Environmentally it’s more about how you extract lithium from the lithium rich brines, for instance, in South America they use massive evaporation ponds which look horrible at least.
In Cornwall they’re proposing combined geothermal & lithium extraction plants. Geothermal has been tried before but had the probem that the salts came out of solution & blocked up the pipework, the lithium rich salts being a major problem as a process pollutant, but 40 years later & the pollutant has become the ore. The geothermal “fluids” are pretty acidic though & they’d be injected back into a parallel borehole.
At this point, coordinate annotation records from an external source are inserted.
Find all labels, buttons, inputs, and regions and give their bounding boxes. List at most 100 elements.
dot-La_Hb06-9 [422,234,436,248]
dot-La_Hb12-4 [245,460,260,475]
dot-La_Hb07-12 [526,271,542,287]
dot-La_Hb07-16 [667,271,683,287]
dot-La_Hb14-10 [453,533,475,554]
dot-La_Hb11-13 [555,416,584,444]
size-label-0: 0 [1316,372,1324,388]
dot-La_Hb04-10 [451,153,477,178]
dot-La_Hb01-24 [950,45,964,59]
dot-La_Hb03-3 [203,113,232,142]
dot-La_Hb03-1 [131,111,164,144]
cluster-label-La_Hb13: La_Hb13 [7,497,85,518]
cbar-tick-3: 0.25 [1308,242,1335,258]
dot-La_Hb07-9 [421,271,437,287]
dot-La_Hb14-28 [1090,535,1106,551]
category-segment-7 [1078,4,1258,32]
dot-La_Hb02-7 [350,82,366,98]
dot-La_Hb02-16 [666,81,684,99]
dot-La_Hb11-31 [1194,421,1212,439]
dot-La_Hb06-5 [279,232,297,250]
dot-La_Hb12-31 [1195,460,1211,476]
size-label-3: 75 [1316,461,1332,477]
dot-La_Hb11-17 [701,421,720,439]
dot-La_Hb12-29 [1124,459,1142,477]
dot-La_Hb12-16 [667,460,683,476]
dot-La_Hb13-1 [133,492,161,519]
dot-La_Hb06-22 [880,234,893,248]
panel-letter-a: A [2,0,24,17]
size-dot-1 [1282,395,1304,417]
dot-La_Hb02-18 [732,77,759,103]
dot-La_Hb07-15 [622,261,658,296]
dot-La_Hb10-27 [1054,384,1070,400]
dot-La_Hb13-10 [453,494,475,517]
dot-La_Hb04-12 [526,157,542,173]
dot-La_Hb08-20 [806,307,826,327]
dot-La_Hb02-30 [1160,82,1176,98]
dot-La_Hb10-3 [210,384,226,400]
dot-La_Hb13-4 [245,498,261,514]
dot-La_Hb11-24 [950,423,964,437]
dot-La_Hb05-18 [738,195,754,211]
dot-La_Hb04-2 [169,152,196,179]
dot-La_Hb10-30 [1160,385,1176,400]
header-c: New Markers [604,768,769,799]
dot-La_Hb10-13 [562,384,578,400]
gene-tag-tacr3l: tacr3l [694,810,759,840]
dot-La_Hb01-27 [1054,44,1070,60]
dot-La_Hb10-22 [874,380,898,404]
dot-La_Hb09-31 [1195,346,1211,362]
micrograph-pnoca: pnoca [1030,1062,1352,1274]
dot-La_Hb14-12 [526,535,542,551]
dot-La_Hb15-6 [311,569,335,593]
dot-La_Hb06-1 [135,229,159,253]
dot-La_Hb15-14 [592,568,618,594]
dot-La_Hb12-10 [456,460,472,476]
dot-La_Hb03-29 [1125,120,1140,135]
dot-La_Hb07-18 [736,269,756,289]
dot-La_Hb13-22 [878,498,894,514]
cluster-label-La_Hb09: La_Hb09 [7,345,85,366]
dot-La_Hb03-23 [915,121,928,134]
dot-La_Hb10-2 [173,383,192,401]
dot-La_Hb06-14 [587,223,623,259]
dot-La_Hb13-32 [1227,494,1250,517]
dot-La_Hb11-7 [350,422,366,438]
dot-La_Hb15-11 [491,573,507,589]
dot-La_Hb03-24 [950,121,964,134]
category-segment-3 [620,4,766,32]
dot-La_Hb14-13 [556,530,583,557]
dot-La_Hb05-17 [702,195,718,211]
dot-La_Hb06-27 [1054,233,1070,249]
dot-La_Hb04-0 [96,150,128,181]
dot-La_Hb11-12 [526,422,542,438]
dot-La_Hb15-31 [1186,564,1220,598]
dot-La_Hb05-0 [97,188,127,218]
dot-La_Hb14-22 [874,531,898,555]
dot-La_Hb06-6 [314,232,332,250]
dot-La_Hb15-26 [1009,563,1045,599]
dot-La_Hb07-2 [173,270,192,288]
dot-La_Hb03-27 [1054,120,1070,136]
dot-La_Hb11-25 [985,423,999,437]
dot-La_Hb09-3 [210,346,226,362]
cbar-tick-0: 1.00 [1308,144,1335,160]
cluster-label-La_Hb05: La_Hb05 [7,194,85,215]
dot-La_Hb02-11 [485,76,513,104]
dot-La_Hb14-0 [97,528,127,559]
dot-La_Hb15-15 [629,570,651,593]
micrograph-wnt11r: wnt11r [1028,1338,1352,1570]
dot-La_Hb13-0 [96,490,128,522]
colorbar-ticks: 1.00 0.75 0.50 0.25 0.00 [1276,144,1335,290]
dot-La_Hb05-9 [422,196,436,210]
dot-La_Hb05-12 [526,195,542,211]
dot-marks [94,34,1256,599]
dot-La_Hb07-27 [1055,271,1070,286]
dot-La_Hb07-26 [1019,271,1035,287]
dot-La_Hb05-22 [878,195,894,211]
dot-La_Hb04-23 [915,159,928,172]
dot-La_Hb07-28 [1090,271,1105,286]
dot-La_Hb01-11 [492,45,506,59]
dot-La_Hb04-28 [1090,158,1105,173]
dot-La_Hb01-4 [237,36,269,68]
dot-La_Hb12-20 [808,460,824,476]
Depths of around 4km plus are being talked about & the souce rocks are the granite batholiths (granitic pegmatites are rich in spodumine & other lithium rich minerals, the geology & chemistry of how they formed is simple enough & you could talk about “eutectic points”).
Open mining for spodumine in Canada would be just like any other quarrying operation, and the processing acidic & just as dirty as other mineral extraction.
What differs with fossil fuels is that the extraction & pollution simply keeps going & in far larger amounts, recent quotes were saying that lithium battery cars became less polluting overall than fossil fueled cars after around 16,000 miles of use.
Lithium batteries can be & will be 100% recycled so there is no “disposal”. The fuel, electrons, will hopefully continue to be extracted by wind turbines etc., in a more environmentally acceptable manner than burning hydrocarbons.
Other environmental concerns such as particulate pollution from tyres (wheelchair tyres are probably more polluting) and dust from brakes (regenerative braking doesn’t use the brake pads so no dust) are usually brought up simply as excuses for carrying on polluting the planet with fossil fuels, or, political stunts by people who don’t believe in personal transport & who would prefer the disabled were euthanased.